The temporary flare in gold and silver prices yesterday sets markets up for a resumption of the downtrend. Apparently, the Takeaway from this week’s avalanche of US inflation data is the Fed still has significant work to do and that should set the stage for a decline below $1650 in December gold and below $18.00 in December silver. While not as significant as CPI and PPI in the eyes of the Fed, US import and export prices for September today could also have some influence on the need to continue jumbo rate hikes. The gold market will also be presented with a Fed index of common inflation expectations for the 3rd quarter and a University of Michigan five-year consumer inflation expectation report for October (preliminary). Overnight gold ETFs continue to see outflows with year-to-date holdings now down by 1.3%. However, silver ETF holdings saw a 2nd significant daily inflow of 4.4 million ounces! In a minimally supportive development, Barrick Gold Corp. said that it expects full-year gold production to be at the lower end of the range it forecast earlier.

Gold and Silver bars


With platinum and palladium prices diverging over the last 24 hours we expect prices to fall back in sync today with platinum playing catch-up to the weakness in palladium over the prior 24 hours. In fact, platinum ETF holdings continue to flow out at a rapid pace with yesterday seeing 11,745 ounces moving out of position. Year-to-date platinum ETF holdings are down 14% while palladium ETF holdings are down 18% year-to-date. Unfortunately for the bull camp, the focus by exchanges to restrict metal flow from Russia has primarily involved aluminum, but it is also apparent that Russia could easily circumvent sanctioned barriers. In the end, the Takeaway from this week’s inflation data avalanche is the Fed “pivot” is nowhere in sight which in turn has started speculation on jumbo rate hikes beyond the November hike.

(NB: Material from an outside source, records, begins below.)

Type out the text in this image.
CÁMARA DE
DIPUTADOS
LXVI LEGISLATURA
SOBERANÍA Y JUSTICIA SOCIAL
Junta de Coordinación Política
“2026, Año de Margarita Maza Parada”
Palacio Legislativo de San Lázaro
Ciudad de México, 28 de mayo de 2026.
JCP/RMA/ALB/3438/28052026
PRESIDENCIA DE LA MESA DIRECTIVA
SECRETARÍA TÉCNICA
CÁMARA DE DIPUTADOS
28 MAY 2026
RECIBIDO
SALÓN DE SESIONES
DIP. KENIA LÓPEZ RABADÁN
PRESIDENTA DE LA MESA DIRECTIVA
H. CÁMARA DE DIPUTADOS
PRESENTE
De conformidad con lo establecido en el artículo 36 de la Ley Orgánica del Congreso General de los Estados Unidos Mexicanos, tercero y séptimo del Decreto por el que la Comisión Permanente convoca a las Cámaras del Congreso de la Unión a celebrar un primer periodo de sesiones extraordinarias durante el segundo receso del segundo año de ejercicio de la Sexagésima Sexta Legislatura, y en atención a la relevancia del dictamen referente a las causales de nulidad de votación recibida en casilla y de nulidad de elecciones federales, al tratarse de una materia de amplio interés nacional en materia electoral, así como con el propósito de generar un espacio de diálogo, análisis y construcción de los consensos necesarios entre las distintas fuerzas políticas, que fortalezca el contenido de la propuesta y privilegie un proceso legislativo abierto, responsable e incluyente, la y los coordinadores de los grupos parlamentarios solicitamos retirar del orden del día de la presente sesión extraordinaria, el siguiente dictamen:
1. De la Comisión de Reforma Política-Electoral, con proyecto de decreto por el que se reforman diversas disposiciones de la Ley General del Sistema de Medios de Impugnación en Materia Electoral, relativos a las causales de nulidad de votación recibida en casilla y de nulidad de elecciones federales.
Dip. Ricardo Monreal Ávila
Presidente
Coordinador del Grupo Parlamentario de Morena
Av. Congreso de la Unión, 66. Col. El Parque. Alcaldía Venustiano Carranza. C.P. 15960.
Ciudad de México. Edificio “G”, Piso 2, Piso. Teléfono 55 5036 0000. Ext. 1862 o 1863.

Even though copper prices have posted two consecutive higher highs, the economic outlook for China remains negative with some headlines overnight touting a deflationary era. Furthermore, weekly Shanghai copper warehouse stocks more than doubled in the last week hinting at slack Chinese demand. However, the Shanghai copper stocks might have been heavily influenced by the weeklong holiday in China. Unfortunately for the bull camp, reports this morning suggest that as much as 14% of the Chinese population remains under lockdown! On the other hand, this week Chinese spot copper premiums held firm in a sign that forward demand could be picking up after the holiday week. In another sign of healthy demand under the surface, the world’s largest copper miner is apparently offering copper for 2023 delivery into Europe at record high premiums. The increase in the “premium” for European delivery from Chile was up 85% over 2022.